If the Iranians see the FTO designation as linked to Soleimani’s assassination, one might think they would see the logic of some reciprocal agreement, where the two sides would agree not to target each other’s officials, or to de-list U.S. Central Command in exchange for the US de-listing the IRGC, for instance.
“Yes,” the source close to the talks told me. “And that’s why I think initially the Iranians agreed to provide that commitment, basically a mutual commitment…not to target each other’s former officials. They initially seem to have agreed to it. But then … they walked that back.” He understood the timing of the walk-back to be some time in mid-March, before Mora’s March 27 trip to Iran.
The status quo is not sustainable
The State Department said today it still considers a mutual return to full implementation of the Joint Comprehensive Plan of Action (JCPOA) in the U.S. national security interest. But it is prepared, and is in ongoing consultations with allies, if it has to pursue a different path, it said.
“We know the status quo can’t endure for long,” State Department spokesman Ned Price told journalists at the State Department briefing today (May 5). “And so either we’re going to be in a position to return to compliance with the JCPOA…or we’re going to have to pursue a different path.”
“My main concern is that the current situation is not really sustainable,” the Crisis Group’s Vaez said. “I think there are some people in the administration and some in Iran who believe that…the status quo could be sustained for the foreseeable future.”
“The reality is that already in the month of June this process will come under a tremendous amount of pressure, because…when the IAEA report comes out, it probably will become clear that Iran has… a significant quantity of 60% enriched uranium…and that would be a major concern for Israel and the US,” he said.
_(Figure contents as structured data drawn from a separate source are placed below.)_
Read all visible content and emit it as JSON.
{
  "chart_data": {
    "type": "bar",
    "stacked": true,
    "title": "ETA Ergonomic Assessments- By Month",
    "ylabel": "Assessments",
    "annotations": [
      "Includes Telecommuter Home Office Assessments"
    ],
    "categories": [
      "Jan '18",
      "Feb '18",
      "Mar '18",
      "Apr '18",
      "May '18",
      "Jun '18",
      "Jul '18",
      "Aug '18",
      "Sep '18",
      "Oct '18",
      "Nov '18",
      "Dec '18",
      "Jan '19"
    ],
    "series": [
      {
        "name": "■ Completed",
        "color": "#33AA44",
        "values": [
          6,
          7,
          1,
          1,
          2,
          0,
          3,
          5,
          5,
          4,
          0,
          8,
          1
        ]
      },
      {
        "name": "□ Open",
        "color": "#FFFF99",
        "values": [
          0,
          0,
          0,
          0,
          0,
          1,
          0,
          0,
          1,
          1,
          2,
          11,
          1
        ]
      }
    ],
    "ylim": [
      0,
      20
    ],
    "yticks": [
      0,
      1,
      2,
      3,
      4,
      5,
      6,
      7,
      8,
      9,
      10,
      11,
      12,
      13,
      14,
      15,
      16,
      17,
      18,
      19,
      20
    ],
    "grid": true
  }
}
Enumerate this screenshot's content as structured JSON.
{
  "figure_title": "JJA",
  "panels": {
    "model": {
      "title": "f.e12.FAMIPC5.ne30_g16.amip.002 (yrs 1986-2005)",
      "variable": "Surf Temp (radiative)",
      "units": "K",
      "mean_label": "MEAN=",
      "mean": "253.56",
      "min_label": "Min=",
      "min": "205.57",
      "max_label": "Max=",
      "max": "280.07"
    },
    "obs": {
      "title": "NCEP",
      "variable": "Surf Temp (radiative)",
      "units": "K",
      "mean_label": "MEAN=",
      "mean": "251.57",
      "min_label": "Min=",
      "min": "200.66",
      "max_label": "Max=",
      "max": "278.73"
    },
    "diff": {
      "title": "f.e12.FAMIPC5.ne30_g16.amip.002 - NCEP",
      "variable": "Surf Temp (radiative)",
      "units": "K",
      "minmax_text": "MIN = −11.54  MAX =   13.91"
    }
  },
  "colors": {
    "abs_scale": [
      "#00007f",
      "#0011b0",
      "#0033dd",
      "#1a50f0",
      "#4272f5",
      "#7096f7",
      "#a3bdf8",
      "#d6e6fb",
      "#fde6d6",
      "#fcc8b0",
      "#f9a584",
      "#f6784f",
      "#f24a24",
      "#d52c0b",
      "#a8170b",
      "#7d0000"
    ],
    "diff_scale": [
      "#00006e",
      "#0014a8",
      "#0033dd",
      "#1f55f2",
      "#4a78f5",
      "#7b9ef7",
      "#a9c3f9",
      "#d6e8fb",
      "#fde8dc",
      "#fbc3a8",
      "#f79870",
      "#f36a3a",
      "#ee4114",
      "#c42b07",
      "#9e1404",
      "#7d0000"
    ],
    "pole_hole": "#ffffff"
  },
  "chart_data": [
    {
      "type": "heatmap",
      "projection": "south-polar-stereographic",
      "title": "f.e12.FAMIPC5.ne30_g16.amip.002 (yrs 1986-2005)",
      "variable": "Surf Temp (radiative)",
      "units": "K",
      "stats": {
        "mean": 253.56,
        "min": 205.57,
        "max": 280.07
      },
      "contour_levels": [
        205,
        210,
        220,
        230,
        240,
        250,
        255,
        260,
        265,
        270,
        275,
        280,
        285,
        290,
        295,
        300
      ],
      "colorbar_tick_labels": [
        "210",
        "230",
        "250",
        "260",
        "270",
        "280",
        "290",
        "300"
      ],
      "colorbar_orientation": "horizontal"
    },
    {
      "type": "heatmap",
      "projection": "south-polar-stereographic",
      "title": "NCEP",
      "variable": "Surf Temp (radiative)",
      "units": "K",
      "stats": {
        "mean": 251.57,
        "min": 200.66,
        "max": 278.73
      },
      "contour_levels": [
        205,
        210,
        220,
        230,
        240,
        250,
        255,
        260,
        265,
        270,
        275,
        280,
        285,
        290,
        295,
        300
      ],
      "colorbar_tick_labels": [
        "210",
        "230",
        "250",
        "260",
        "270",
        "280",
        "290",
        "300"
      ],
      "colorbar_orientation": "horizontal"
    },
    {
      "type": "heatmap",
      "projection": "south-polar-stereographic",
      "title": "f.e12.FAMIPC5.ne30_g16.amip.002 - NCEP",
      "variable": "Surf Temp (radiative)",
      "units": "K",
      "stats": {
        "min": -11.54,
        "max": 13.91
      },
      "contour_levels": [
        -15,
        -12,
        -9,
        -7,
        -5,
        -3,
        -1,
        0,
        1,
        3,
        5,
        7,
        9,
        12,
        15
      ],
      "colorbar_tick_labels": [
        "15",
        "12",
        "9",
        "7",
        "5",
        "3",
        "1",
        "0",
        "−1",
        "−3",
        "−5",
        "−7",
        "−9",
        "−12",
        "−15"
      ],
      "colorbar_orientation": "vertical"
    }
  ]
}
That coupled with subsequent action at the IAEA Board of Governors could set off a new cycle of escalation, he said.
The main issue for Iran of any revived nuclear deal is sustainability, former Iranian diplomat Seyed Hossein Mousavian told me.
“The fear the Iranians have is if you mention anything on regional issues, immediately after the revival of the JCPOA, if any issue happens in the region, Iran will automatically be blamed,” Mousavian, now with Princeton University, said. “And it will be another justification for the US to withdraw.”
Mousavian said he would propose reviving the JCPOA, while starting regional track talks between Iran, Iraq and the Gulf Cooperation Council under UN Secretary General auspices (based on UN Security Council resolution 2231, which enshrined the Iran nuclear deal, and UNSCR 598, which ended the Iran Iraq war, respectively).
Decoupling JCPOA revival from IRGC FTO issue
Comments in passing from diplomats who have been involved in the past year of Vienna talks suggest the FTO issue is not being negotiated in the usual Vienna format, but through other intermediaries. And that the issue has been somewhat compartmentalized from the nuclear talks.
The western diplomat said in his view, “some kind of ‘decoupling’ seems to be the most viable option,” of the IRGC FTO issue from the nuclear deal restoration package.
“As I said before, the situation is difficult because communication goes through intermediaries, and there is never full clarity,” he said.